The most common symptoms of hyperactivity in females are: hyper-talkativeness, high arousal, fidgeting, flight of thoughts, internal restlessness, and emotional reactivity (Glaser Holthe M. E., 2017). The most common symptoms of inattention in females are: forgetfulness, internalizing symptoms, daydreaming, disorganization, low arousal, impulsivity by the way of interrupting others, they say may say whatever comes to mind, and suddenly change directions in life (Glaser Holthe M. E., 2017). These symptoms are usually thought to be signs of emotional difficulties, disciplinary problems, and learning or attention difficulties, rather than symptoms of ADHD (Glaser Holthe M. E., 2017) . It is not uncommon for females to be diagnosed with anxiety or depression and put on an antidepressants before they receive treatment for ADHD (Quinn, P. O., 2014). The reason for this is because of the ADHD symptoms that females present, and were discussed previously.
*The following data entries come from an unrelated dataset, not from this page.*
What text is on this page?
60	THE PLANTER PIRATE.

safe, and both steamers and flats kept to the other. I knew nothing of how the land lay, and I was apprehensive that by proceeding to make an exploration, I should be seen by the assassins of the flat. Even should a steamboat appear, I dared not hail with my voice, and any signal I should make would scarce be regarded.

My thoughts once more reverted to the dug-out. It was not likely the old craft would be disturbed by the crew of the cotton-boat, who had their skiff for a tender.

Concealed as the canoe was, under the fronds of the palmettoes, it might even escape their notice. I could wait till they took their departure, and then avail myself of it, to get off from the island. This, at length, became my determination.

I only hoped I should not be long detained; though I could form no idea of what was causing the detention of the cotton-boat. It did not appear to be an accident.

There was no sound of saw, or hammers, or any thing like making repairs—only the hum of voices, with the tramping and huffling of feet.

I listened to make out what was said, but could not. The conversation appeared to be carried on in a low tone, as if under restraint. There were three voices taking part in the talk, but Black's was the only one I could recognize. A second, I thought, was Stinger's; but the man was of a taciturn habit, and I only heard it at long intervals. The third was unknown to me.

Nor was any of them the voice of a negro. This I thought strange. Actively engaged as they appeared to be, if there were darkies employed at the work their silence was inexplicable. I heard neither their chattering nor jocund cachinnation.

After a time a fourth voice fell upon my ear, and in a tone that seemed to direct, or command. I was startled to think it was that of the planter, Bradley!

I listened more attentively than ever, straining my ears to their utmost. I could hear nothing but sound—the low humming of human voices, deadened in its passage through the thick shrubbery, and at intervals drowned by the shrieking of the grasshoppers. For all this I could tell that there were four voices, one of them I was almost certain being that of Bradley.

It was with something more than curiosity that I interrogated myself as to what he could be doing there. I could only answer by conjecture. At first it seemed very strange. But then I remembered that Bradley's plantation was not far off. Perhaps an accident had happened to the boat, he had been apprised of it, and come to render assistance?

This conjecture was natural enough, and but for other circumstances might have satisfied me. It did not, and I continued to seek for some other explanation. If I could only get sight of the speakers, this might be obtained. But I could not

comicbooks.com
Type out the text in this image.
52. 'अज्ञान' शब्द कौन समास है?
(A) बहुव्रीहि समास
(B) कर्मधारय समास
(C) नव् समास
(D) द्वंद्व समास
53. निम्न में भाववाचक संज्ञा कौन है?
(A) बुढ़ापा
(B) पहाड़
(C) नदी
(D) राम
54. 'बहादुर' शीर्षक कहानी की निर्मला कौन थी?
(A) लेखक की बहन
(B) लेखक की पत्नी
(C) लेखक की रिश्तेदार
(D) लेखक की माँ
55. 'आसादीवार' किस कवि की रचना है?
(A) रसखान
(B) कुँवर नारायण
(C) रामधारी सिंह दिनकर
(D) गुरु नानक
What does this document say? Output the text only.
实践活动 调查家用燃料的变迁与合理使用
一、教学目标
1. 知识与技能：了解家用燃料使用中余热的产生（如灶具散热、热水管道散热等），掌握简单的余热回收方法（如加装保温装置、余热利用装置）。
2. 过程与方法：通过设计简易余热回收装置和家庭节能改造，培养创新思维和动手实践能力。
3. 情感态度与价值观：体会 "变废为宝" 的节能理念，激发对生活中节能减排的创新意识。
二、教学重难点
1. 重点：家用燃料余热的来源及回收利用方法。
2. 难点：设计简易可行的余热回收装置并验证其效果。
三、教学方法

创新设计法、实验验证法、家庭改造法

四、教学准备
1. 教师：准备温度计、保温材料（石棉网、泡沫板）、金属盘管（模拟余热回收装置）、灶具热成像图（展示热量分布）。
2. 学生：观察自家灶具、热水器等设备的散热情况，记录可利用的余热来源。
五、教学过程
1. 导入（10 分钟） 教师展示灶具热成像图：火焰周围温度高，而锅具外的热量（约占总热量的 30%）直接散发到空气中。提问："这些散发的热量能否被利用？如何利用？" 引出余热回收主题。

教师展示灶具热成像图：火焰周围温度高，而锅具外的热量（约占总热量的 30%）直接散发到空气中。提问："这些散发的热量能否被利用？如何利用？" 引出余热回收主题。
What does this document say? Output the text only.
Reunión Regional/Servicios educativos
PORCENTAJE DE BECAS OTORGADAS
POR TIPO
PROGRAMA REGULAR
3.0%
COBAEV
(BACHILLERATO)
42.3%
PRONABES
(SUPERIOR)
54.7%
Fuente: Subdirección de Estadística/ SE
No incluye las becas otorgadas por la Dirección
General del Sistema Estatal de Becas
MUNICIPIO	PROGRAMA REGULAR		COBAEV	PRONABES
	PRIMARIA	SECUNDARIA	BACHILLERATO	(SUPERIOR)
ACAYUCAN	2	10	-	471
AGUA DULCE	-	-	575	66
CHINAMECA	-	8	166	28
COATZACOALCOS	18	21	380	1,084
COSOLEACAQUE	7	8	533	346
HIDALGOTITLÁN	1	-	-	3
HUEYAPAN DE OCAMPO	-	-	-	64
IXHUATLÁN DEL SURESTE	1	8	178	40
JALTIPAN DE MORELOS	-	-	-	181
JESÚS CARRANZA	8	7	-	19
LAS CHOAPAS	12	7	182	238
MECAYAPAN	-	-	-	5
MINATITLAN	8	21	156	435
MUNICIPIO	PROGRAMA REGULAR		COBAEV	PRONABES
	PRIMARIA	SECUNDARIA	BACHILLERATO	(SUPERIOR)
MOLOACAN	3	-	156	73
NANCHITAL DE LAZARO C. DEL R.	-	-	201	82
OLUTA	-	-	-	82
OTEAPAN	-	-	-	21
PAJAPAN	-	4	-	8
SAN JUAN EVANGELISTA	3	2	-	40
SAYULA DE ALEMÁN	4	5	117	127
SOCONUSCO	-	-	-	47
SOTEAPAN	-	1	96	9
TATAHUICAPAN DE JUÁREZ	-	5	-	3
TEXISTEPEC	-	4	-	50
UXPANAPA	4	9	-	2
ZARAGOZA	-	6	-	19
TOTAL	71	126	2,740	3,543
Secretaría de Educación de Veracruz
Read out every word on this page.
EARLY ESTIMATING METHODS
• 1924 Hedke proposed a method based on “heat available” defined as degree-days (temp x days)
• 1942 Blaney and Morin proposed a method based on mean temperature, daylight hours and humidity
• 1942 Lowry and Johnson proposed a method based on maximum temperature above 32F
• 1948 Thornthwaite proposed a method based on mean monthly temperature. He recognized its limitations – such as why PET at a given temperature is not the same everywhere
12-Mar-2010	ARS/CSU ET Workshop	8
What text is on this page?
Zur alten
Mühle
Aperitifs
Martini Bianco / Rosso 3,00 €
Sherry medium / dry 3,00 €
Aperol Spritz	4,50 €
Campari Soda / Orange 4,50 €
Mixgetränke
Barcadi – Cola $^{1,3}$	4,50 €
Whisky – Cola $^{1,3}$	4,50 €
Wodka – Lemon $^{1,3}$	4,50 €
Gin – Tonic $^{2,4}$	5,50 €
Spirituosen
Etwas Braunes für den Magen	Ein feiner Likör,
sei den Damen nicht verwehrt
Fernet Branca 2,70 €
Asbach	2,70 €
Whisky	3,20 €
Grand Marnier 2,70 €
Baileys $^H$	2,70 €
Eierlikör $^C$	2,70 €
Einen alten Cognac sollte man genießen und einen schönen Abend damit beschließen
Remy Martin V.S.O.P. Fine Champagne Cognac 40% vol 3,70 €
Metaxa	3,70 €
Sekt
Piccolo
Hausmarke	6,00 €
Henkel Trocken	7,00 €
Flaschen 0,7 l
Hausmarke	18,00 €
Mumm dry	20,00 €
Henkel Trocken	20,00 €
An example of this would be a female patient diagnosed with a persistent depressive disorder, based on symptoms of low arousal, which is also a symptom that stems from inattention a characteristic ADHD. Females may also present to their clinician symptoms of impulsivity and having unusually high energy and be diagnosed as being bipolar instead of having ADHD. It’s this comorbidity along with the bias of gender that can keep girls and women from receiving the proper diagnosis of ADHD. In a nationwide survey it was reported that more young girls than young boys were treated with antidepressants before receiving ADHD treatment (14% vs 5%), this supports the idea that medication used for therapy in females tends to be targeted toward non-ADHD conditions (Quinn, P. O., 2014).